The first of the Royal Navy's next-generation patrol ships set sail from Glasgow on Wednesday for her home port of Portsmouth. HMS Forth is the first of a class of five state-of-the-art Royal Navy vessels, designed for counter-piracy, anti-smuggling, fishery protection, border patrol, counter terrorism and other maritime defense duties.
They will become the RN's eyes and ears around the UK, help to safeguard fishing stocks, reassure and protect Falkland Islanders and, if necessary, deploy to the Mediterranean, Caribbean and elsewhere to safeguard UK's physical and economic interests around the world.
HMS Forth is scheduled to replace the Falklands' Patrol Vessel HMS Clyde later this year.
Commanding Officer, Commander Bob Laverty, said: “This is a really exciting time for the Royal Navy with Forth set to follow the flagship aircraft carrier HMS Queen Elizabeth into Service as part of the extensive shipbuilding program which is making us future ready in our ability to continue to keep peace protect our interests and those of other nations at sea in the years to come.”
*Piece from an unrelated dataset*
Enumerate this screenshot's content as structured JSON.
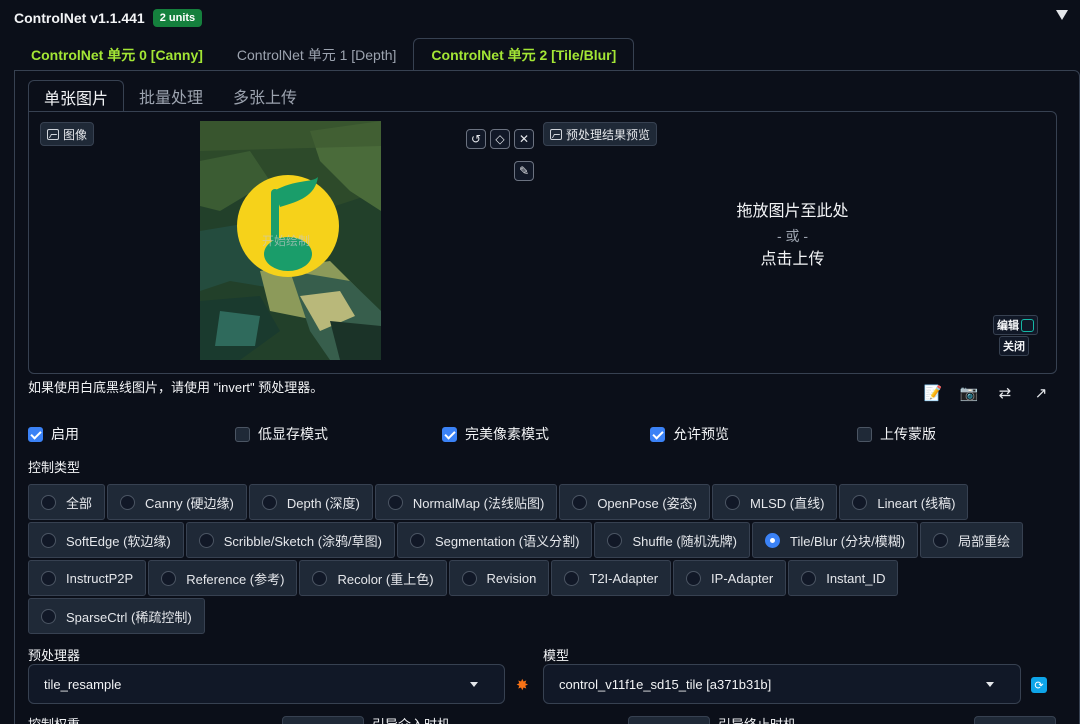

Designed for a total crew of just under 58, but requiring just 34 to go to sea, she can spend up to 320 days a year on operations. The larger crew allows a rotation of personnel to ensure they get to spend time at home or on training.
The ship departed BAE Systems in Scotstoun following an extended period of sea trials which began in August 2017 and has honed the ship to its current state where it is ready to be handed over to the Royal Navy, which will take her onto the operational stage of her life.
Henry Parker, Director Ships Acquisition for Defense Equipment and Support, the MOD’s procurement organization, said: “To see HMS Forth, the first of the new Offshore Patrol Vessel fleet, leave the Clyde shipyards for the final stages of her journey into service is a proud moment for the DE&S delivery teams and our partners across the Royal Navy and industry.
“The OPV program, by providing world-class warships for the Royal Navy and developing the skills which are now delivering the Type 26 program, is vital to the Royal Navy and its mission to protect the UK and her interests.”
Although classed as Batch 2 River-class offshore patrol vessels, Forth and her sisters - Trent, Medway, Tamar and Spey - are a significant upgrade on Tyne, Severn, Mersey and Clyde, which were designed and built 15 years ago.
HMS Forth will enter Service this year, while the remaining four ships are all expected to arrive by 2020. They're four knots faster at 24 knots, will have a range of 5,500 nautical miles, carry a 30mm automatic cannon instead of 20mm main gun, two Miniguns, four machine-guns and two Pacific 24 sea boats.
Each ship is equipped with a flight deck (only HMS Clyde of the first generation craft can host a helicopter) and there's accommodation for up to 50 troops/Royal Marines to support operations ashore if needed. Junior Ratings share six-berth cabins - as on Type 45 destroyers; Senior Rates and Officers will live in two-berth en suite cabins.
HMS Forth, which is affiliated to the historic city of Stirling, also borrows many of the first batch's features - which were revolutionary in RN ships at the time: fixed fire-fighting systems across much of the ship, a computer-controlled machinery monitoring system.